If you prefer to stay in a hotel, then Villa Jordan is a great option. Their rooms are extremely spacious with lake views, they have a pool on site and breakfast included in your room rate.
What To Do in Ohrid
On my first day, I followed a walking route that Gyoko recommended which took in the main sites of the town. I started by making the short but relatively steep walk to King Samoil’s Fortress which, like most fortresses, offers brilliant views of the surrounding area.
The fortress was originally built in the 4th century BCE and was an extremely important site for the First Bulgarian Empire that existed between the 7th and 11th centuries CE. It was most recently renovated in 2003 and whilst there is a small entrance fee of 30 Macedonian Denars (approximately 50 Euro cents) it is most definitely worth making the walk up to see the gorgeous lake and surrounding mountains from up above.
The route then follows through the Old Town Park to the Early Christian Basilica and Saint Pantelejamon – the site of the oldest university in Europe and birthplace of the Cyrillic alphabet. The area has changed between having churches and mosques built depending on the ruler of the time and they are currently reconstructing a church in the area.
The highlight, however, of my walk was just around the corner as I came across the Church of Saint John the Theologian. The small church is stunningly built on a cliff overlooking the lake and is certainly one of the most scenic locations for a church that I have come across during my travels in the Balkans. You do need to pay if you want to see the inside of the church, however, I was more than satisfied to just sit outside and people watch as I admired the full beauty of the lake and cliffs.
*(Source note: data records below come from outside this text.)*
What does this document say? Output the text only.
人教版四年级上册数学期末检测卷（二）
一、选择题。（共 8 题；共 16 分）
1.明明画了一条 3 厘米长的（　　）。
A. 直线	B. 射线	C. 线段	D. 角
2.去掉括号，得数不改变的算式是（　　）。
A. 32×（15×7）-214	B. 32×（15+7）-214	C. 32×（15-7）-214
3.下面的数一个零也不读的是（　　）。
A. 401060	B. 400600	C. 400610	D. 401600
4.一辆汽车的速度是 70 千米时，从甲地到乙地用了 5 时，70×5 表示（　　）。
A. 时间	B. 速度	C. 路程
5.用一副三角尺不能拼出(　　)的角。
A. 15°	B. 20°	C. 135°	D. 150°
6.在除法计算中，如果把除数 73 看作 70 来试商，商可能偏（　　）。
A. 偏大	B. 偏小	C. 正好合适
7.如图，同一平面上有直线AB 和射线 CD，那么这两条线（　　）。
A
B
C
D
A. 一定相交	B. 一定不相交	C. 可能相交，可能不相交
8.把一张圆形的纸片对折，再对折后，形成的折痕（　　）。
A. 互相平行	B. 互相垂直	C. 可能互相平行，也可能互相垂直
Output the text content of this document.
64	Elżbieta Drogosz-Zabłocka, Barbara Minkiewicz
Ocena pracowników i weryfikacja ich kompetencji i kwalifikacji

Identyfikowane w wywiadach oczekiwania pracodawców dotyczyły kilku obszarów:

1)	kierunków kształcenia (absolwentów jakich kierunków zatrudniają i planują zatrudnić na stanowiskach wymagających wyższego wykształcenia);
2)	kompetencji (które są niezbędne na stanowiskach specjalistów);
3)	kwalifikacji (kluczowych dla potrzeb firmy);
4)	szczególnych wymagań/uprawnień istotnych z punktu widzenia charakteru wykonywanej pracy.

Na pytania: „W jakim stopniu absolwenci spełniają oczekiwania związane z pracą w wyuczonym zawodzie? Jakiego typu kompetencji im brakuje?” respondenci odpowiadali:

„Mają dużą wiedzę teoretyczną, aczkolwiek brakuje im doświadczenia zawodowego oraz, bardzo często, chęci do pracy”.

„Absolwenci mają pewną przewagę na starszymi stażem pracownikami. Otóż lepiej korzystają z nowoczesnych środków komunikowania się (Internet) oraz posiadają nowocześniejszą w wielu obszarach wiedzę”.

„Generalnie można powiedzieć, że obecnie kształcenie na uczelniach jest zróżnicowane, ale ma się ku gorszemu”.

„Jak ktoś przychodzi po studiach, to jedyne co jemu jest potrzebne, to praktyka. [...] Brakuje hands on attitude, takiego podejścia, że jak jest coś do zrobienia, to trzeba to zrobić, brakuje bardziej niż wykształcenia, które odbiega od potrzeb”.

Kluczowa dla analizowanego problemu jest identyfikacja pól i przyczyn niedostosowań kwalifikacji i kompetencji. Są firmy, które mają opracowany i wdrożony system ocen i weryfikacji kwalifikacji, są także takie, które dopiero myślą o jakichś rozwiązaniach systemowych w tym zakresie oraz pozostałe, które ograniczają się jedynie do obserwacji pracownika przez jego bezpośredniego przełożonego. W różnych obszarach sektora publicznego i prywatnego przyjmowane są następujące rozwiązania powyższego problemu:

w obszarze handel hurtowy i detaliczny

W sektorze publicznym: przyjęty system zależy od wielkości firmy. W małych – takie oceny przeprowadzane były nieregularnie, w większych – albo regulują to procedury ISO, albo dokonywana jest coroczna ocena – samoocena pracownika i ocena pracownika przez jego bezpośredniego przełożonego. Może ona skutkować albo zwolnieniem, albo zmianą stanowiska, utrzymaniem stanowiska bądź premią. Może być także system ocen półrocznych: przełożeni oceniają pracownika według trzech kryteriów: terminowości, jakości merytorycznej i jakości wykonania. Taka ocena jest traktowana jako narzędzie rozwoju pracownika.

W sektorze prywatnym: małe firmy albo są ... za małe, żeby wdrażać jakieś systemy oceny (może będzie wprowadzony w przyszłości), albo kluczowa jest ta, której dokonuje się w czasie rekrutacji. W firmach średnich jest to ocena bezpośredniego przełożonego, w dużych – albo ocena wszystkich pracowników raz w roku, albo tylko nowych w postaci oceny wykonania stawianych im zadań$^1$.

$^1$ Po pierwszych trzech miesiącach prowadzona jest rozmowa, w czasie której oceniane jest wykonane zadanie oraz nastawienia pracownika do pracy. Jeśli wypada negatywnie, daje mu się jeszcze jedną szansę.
The rest of my walk passed through some small sandy beaches and a couple of other significant churches – the Saint Sophia and the Saint Bogorodica Perivlepta. During the summer months of July and August, the beaches can get extremely crowded however as I was there in early spring during unseasonably wet weather, the beaches were all deserted. In summer, you can also rent boats from this area to take around the lake.
You can easily see most of the main sites in Ohrid in one day so if you’re unsure what to do in Ohrid on your second day then I strongly suggest renting a bike and riding around the lake outside of the main town. There’s no need to have much of an itinerary in mind, and you can simply ride west along the lake’s banks and within a kilometre, you will be outside the built-up areas of the town and can enjoy the peaceful scenery.
There are a number of small beaches that you can stop out within a couple of kilometres which will likely be deserted outside the summer months. So bring a book, maybe some food and enjoy a couple of peaceful hours overlooking the majestic lake without all the crowds you find in the town of Ohrid.
What To Eat in Ohrid
If you’re on a budget in Ohrid, then one of the best places to eat is the small family run business of Dr Falafel. Their menu is very simple consisting of falafel, hummus, or falafel and hummus but it’s incredibly tasty and a rare vegetarian option in the meat-loving Balkans.
Otherwise, there are plenty of cafes and restaurants to try on the main boulevard and there is also a large supermarket only a few minutes walk from Sunny Lake Hostel if you prefer to cook your own meals.
Whilst the town of Ohrid is certainly one of the more popular spots on a Balkans backpacking route, it doesn’t feel overcrowded and the beauty of the area is more than enough reason to visit.
I can’t wait to visit again, particularly in summer when the weather is warmer so I can experience the town of Ohrid it in all its glory on a warm sunny day.